I first encountered the issue of disciplinary dress when I worked in an undergraduate science program at Michigan State University. Having previously been in an all-humanities program, I was pleased to discover that the standard in the Big 10 sciences—what you wore if you wanted to be taken seriously—was a uniform consisting of comfortable jeans, a clean T-shirt, and some sneakers. Of course, not everyone approved of that uniform. There was a first-wave feminist in our program who, during my first few weeks as an assistant professor, called me into her office to tell me I had to dress much better than the men, because women were discriminated against and we couldn’t hope to climb the ladder if we didn’t dress well. She wanted me to wear purple polyester suits. No kidding. I didn’t switch to purple polyester. But when I went up for tenure and had to present to the committee on which she sat, I did wear a streak of purple in my hair. For some reason, she didn’t approve. The guys, meanwhile, thought it was funny and exemplary of why I made a cool colleague.
Conclusions? I don’t know.
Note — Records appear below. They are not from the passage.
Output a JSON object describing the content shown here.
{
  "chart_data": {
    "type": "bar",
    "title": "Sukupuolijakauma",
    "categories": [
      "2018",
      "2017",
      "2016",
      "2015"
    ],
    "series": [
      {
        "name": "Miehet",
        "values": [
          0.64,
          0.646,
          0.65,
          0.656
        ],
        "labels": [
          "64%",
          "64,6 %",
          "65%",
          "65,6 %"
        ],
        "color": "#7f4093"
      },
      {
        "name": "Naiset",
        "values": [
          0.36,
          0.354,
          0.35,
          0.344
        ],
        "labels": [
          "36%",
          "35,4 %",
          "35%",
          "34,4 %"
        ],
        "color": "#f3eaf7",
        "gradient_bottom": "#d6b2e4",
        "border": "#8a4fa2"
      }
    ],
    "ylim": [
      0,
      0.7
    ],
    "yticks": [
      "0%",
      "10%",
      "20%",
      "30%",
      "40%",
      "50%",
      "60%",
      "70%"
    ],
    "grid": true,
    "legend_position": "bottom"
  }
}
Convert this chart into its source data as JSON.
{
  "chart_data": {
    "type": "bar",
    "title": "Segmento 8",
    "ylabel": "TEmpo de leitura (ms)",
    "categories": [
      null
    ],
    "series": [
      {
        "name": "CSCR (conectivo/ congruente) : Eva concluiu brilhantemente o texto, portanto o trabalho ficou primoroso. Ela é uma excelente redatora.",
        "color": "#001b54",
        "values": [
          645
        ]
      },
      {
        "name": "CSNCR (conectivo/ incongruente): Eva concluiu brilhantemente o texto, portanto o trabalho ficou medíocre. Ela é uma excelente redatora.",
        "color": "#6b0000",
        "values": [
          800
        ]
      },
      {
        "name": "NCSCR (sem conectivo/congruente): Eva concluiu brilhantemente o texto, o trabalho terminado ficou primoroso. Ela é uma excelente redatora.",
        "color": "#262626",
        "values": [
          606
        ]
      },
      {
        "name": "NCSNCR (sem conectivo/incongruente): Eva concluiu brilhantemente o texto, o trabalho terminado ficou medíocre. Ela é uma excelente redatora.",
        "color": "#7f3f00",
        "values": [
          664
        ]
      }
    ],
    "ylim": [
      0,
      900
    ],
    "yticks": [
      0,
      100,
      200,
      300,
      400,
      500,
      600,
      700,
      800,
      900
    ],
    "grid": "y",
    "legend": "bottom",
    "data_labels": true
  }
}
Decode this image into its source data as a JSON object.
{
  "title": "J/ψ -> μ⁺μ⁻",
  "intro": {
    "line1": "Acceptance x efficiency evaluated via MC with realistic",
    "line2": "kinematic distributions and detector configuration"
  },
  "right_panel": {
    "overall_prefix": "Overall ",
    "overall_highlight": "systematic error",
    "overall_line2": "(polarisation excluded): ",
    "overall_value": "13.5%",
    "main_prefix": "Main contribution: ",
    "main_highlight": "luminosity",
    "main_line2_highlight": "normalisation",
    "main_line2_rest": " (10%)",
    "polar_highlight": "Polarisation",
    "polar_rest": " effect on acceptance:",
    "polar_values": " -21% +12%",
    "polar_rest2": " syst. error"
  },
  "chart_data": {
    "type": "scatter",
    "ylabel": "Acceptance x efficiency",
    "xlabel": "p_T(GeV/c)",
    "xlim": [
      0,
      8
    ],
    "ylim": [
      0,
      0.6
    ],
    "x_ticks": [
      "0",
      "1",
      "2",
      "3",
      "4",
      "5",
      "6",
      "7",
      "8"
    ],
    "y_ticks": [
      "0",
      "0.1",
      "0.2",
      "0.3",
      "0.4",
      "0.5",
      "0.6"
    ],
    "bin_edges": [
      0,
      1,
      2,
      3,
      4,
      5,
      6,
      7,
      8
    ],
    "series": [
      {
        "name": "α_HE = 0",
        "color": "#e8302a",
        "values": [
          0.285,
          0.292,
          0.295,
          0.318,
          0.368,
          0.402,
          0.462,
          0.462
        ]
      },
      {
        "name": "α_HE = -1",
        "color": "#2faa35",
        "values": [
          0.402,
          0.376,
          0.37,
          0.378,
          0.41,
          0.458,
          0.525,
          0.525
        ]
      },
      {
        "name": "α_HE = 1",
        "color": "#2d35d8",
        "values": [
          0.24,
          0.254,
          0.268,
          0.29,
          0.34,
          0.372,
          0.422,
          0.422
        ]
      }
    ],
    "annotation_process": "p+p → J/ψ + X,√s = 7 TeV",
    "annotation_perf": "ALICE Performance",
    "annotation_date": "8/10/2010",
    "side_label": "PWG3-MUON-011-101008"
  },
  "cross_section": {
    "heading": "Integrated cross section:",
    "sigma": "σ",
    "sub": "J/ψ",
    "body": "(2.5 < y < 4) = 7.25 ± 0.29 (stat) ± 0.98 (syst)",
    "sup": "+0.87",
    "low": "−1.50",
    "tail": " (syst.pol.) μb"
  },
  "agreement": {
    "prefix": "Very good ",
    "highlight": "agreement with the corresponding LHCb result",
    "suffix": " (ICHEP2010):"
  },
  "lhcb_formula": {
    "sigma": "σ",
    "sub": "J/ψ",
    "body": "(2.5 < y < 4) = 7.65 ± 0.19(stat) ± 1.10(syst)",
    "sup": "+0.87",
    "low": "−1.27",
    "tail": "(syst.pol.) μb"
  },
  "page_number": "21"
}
How about these:
- Gender doesn’t predict who, in practice, will be supportive or oppressive of a woman academic.
- Stated political allegiance doesn’t either.
- Feminist scholars aren’t yet liberated from restrictive clothing norms, but at least they think about why they’re wearing what they’re wearing.
- The current system of drug reps is really bad for patients, because it makes many male doctors think that sexy women are more important than evidence, and it perpetuates a system of sexism and heterosexism in medicine.
- I’m willing to give in, locally, to sexism and heterosexism in medicine if it means I have a shot at globally reducing heterosexism and sexism in medicine.
I’m glad, most days, to work at home, where I can wear jeans, a T-shirt, a leopard print bra, and some nice heels. Or slippers. My own crazy discipline.
And here are some other insights on being a traveling academic:
- If you decide, for a two-day trip, to keep it simple and bring just one pair of pants, you will, for sure, stain the pants early and in a very awkward place. Ditto tops. Consider this an inviolable law of nature.
- The T.S.A. considers hummus a paste. One should therefore not attempt to travel with more than 3.2 ounces of it, unless one is willing to check one’s hummus.
- Thank goodness for the penguin craze. My son now thinks it natural for mothers to go away for a while while the daddy takes care of the young. Of course, now when I return home, I am required to vomit fish.